In the years following Mao Zedong’s (毛澤東) 1949 Communist takeover, bikes ruled supreme in China and the Flying Pigeon — the eastern equivalent of the Raleigh Roadster bicycle — became one of the country’s most recognizable symbols.
However, two-wheeled travel began to go out of fashion as China became more open to the world, ushering in decades of economic boom and a high demand for cars.
In 1980, almost 63 percent of commuters cycled to work, the Beijing Morning Post reported in 2015, citing government data, but by 2000 that number had plummeted to 38 percent and today it stands at less than 12 percent.
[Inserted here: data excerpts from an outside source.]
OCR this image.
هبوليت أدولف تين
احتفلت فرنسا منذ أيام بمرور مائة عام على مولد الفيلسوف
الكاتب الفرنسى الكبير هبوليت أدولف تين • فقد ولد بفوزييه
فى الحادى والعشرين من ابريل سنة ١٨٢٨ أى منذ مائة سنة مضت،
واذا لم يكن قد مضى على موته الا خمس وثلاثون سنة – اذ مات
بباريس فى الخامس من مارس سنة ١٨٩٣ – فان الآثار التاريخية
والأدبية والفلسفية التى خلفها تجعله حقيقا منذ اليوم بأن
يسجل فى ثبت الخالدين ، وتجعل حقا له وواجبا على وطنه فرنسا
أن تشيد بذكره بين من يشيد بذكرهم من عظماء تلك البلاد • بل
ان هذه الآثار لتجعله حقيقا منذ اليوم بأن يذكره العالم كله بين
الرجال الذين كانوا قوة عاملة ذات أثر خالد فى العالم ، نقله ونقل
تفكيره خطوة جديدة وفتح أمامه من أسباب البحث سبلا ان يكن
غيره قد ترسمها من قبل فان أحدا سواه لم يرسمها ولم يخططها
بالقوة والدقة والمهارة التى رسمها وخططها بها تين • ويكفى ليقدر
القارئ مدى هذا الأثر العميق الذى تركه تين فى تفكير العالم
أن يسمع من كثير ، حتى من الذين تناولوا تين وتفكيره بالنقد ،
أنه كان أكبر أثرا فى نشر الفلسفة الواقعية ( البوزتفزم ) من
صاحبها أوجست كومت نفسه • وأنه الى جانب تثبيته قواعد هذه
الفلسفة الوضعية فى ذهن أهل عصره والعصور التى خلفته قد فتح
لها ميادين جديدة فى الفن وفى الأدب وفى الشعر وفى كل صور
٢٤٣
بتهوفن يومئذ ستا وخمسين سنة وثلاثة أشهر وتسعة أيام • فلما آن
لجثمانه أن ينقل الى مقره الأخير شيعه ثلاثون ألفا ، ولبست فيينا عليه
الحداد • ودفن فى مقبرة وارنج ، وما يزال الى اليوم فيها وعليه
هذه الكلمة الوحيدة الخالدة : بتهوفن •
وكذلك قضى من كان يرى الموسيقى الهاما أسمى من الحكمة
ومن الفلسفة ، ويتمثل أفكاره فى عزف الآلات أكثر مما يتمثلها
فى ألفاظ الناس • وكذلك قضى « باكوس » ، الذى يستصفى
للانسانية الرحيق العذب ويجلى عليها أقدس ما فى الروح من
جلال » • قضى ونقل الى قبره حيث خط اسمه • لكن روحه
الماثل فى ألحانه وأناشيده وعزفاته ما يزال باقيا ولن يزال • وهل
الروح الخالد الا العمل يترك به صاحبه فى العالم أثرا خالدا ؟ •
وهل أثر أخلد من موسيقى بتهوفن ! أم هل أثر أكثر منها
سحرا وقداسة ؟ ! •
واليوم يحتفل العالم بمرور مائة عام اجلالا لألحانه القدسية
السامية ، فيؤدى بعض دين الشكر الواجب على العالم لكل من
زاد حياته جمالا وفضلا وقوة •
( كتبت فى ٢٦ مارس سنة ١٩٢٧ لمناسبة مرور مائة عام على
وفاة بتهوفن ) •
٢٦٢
Car use has rocketed. In 2010 China overtook the US to become the world’s largest car market, with 13.5 million vehicles sold in just 12 months. Last year, manufacturers expected to sell almost 23 million passenger cars.
That jump from two to four wheels has been music to the ears of international car manufacturers, but it has resulted in gridlock and contributed to a pollution crisis experts blame for hundreds of thousands of premature deaths every year.
According to state media, Beijing has 5.65 million registered vehicles, which annually pump 500,000 tonnes of pollutants into the atmosphere. And with China now waging a high-profile “war on pollution,” cities hope a return to the era of the bicycle can help them clean up at least some of the smog.
Transport officials in Beijing are aiming to get 18 percent of commuters riding to work by 2020.
Public bike-sharing schemes, of which there are more than 500 around the world, have existed in China for about a decade, but the scale on which these private initiatives are being rolled out is unprecedented.
Reports in Chinese media suggested hundreds of thousands of shared bikes have been put into action.
That compares with 11,500 operating in London, England, according to Transport for London.
The other factor making China’s bike-sharing boom stand out is the technology.
While those sharing bikes in cities such as London must pick them up and park them at docking stations, tracking technology means Chinese users can collect and park their bikes wherever they please.
Mobike’s orange-wheeled bikes have a GPS system that allows users to locate them using a map on the company’s smartphone app.
Users of Ofo’s yellow bikes, which cost about US$0.12 to use, unlock them using a combination code sent through its app, and the company keeps tabs on its bikes by monitoring the location of the users’ smartphones.
“It is very convenient,” said Li, who claims an Ofo bike can be ready to ride in about 10 seconds.
Chinese investors, including tech giants Didi Chuxing and Tencent, are throwing their weight behind the bike-sharing start-ups, pumping tens of millions of dollars into their operations since the autumn.
A recent report about the budding industry in the China Daily warned of “grave maintenance and management challenges” and the existence of unscrupulous users who damaged or disappeared with the bikes.
Recent weeks have seen reports of stolen bicycles, which are worth up to 3,000 yuan (US$431.98), being sold online.
However, the China Daily urged commuters and city officials to embrace the attempt to “reinvigorate the nation’s love affair with the bike.”
Li said his company believed so strongly in a global cycling renaissance that it planned to export its bike-sharing revolution to London, Singapore and Los Angeles.
“In the future, we hope people all over the world will be using Ofo’s app to unlock its bikes, anywhere and at any time,” he said.